Why had we neglected these Southern Continents?

Because they had not seemed worth our while.

But we had asked for them, had done more, had insisted on having them.

At the time we needed them. (And, of course, we were not going to let Canopus get away with anything—ridiculous and petty though this attitude was. And is.)

What were we going to do now?

The point was, Rohanda was not of much interest to our Empire. Not now. It had been relegated, with other planets, to a position of being possibly useful again in the future. Not all my persuasions, if I decided to take this course, would make Sirius actively exploit Rohanda again. It was too overrun with inferior species, too problematical—and there was Shammat, whose rule was established everywhere. Apparently with Canopean permission, and that was more than we could understand.

I said to Klorathy that there was nothing we, Sirius, could do for Rohanda.

“You will not then, I am sure, be resentful if we interest ourselves in your territories?”

“You are already!
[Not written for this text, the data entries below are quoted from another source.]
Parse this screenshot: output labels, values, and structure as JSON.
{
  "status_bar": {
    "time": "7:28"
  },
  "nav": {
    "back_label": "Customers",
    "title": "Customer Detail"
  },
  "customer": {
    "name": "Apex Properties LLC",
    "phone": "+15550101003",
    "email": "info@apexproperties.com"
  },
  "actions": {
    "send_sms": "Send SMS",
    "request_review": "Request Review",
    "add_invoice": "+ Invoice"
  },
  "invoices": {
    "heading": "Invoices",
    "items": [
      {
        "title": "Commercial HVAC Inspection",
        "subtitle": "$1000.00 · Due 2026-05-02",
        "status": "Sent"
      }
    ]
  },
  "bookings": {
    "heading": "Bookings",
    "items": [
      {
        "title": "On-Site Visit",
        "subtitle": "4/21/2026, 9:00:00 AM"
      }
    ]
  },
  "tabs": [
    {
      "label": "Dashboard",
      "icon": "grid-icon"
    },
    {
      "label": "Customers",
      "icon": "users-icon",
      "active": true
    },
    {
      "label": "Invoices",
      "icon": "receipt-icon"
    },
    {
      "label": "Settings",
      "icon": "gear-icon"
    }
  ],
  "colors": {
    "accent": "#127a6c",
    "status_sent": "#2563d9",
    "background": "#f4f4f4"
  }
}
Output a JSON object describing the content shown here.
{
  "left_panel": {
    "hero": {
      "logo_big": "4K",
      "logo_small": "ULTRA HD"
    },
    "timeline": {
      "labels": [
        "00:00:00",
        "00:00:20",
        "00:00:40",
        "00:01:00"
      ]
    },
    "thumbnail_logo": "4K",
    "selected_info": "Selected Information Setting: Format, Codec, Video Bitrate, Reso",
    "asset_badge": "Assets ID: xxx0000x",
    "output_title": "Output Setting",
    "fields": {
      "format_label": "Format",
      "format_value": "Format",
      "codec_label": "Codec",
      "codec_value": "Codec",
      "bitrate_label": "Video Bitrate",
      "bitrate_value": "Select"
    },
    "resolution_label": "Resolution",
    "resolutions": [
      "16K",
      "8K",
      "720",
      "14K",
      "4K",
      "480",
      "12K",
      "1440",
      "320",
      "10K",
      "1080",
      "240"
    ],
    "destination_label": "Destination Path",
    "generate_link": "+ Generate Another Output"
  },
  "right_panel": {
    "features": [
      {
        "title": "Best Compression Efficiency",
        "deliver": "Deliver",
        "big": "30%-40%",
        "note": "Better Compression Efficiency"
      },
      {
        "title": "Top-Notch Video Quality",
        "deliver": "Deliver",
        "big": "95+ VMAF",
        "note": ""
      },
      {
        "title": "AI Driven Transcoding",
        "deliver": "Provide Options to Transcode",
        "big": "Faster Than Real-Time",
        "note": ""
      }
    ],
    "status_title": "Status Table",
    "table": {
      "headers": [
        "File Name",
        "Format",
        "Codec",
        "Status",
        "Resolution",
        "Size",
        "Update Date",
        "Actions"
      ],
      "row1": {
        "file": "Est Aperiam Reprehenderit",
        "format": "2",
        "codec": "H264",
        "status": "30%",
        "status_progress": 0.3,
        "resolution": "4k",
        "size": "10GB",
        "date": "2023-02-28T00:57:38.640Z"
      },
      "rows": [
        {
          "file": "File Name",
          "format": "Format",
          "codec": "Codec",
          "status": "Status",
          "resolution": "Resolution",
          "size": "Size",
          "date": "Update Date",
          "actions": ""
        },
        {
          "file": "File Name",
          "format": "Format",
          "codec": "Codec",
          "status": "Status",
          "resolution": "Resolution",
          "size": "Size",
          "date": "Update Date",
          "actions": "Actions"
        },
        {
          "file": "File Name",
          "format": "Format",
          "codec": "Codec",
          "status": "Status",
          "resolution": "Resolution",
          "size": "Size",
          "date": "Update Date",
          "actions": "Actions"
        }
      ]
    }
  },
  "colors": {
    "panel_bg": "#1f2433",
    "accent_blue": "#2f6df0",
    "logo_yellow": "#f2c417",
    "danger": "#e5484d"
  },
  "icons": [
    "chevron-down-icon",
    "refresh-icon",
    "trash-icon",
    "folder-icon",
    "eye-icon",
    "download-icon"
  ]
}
You have been for some time. I am not saying that anything you do is harmful, far from it. I am sure that without your intervention everything would be worse. But it is hypocritical to ask for permission for actions you have already taken.”

“Never without your knowledge.” At this we exchanged smiles: he was referring to the extensive and admirable Sirian espionage systems.

“But now, in my view, definite and prompt action is needed in Southern Continent II. As is being done in Isolated Southern Continent I. By your old friend Nasar, among others.”